Vernissage le 24 novembre à 18 heures


Scène de la vie conjugale constitue la troisième partie du cycle d’expositions Action, on tourne dont le titre, s’il rappelle les relations de la Côte d’Azur avec l’industrie cinématographique (les Studios de la Victorine, le festival de Cannes, et plus largement « l’effet cinéma », produit du climat général et qui rejaillit autant sur les comportements que sur les ambiances…), n’institue cependant ni programme (sinon celui d’un engagement dans la durée), ni thématique. Il propose plutôt de porter un regard transversal sur les pratiques contemporaines de l’exposition, de les confronter, par analogies, à certains modèles, mécanismes ou moments singuliers du décorum cinématographique.

Scène de la vie conjugale ou : comment ça se passe dans ce huis clos de la sphère privée, dans ce paradis de l’intime, dans cet enfer du domestique. À l’heure où l’espace privé se voit menacé dans son autonomie par l’expansion de l’activité économique. À l’ère de l’information, où rien de ce qui vous est le plus secret ne nous est inconnu. À l’âge de l’accès, qui est aussi celui du triomphe du panoptique, les relations particulières sauront-elles résister à la marchandisation des corps et des sentiments ?
Il semble bien que ce domaine obscur, qui n’est pas épargné par l’affrontement et la négociation (entre deux accalmies de félicité), s’affirme comme le dernier rempart de résistance à la violence symbolique exercée de façon coercitive par les forces conjuguées des rouleaux compresseurs des pouvoirs et des industries.
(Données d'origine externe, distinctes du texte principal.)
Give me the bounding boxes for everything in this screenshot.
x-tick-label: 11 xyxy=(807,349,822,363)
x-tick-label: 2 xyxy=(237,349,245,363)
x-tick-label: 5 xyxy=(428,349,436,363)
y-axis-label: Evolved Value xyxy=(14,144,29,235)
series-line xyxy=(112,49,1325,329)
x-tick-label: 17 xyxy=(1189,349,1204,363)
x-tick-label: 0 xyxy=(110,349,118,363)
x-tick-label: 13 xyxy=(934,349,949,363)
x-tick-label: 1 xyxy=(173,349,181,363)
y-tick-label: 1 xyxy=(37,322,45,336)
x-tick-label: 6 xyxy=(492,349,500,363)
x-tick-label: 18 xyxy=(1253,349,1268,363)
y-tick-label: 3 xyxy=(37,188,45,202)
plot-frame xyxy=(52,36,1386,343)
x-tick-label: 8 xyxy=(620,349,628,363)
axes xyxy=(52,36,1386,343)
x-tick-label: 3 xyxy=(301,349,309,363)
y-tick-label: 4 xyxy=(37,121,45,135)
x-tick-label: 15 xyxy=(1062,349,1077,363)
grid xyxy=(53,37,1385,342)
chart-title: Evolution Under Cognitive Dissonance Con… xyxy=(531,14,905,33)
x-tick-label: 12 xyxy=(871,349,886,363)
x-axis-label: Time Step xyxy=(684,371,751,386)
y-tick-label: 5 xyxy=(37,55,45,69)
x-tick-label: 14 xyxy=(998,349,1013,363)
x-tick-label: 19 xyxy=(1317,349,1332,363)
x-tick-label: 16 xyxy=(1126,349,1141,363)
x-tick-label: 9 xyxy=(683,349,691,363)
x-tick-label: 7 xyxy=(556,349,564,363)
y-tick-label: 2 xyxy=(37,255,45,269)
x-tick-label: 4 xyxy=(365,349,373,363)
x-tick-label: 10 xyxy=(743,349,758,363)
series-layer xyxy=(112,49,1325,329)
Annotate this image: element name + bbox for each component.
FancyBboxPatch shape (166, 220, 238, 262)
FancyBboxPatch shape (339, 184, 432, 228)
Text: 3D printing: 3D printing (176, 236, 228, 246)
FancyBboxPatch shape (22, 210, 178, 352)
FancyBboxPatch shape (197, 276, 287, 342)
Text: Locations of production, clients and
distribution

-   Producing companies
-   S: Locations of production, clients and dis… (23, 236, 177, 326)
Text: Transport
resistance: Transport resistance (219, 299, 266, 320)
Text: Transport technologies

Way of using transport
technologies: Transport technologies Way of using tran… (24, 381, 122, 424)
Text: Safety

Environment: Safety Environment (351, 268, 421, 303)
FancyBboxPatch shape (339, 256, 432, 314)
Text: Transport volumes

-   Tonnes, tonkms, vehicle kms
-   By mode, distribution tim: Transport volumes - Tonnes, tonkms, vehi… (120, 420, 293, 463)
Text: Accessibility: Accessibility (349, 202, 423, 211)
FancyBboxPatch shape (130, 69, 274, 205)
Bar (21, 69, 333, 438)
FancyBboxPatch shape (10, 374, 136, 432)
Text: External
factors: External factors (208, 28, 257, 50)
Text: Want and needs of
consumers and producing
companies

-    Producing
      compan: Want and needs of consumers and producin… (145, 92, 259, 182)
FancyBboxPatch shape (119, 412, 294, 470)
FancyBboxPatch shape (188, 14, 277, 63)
La vie conjugale, ce n’est pas seulement la question de la famille et de la filiation - ni même de la « vie maritale » - mais, bien plus certainement, c’est le lieu du rapport à l’Autre, qui ne saurait être réductible à une prétendue différenciation sexuelle. Donc : couple, mariage,
famille, mais aussi et tout autant PACS, compagnonnage, fiançailles, aventure, passade, amitié, communauté, copinage, à 2 ou 3 (voire plus si affinités).
Exposer une « scène de la vie conjugale », ce serait réinventer des représentations du quotidien entendu comme expérience de la relation, du rapport - foncièrement politique et jamais banal. Soit : faire de la maison une seconde peau (Eulàlia Valldosera). Réinventer des modes de dialogue, en pervertissant le cliché des « ouvrages pour dame » (Christelle Familiari). Se livrer à une folie douce et transgressive (Ann-Sofi Sidén). Envisager la maison comme lieu de l’inquiétante étrangeté et de l’impossible solitude (Teresa Hubbard & Alexander Birchler). Rejouer la répartition des rôles au sein du couple (Florence Paradeis). Réinventer les identités, au-delà des genres (Brice Dellsperger). Se replier sur la communauté familiale (Richard Billingham) ou amicale (Nan Goldin), en assumant cette confusion de faire de sa vie, une œuvre. Rêver au bonheur, tout en le sachant impossible, mais y rêver quand même (tout en le trouvant ennuyeux…) (Anne Brégeaut).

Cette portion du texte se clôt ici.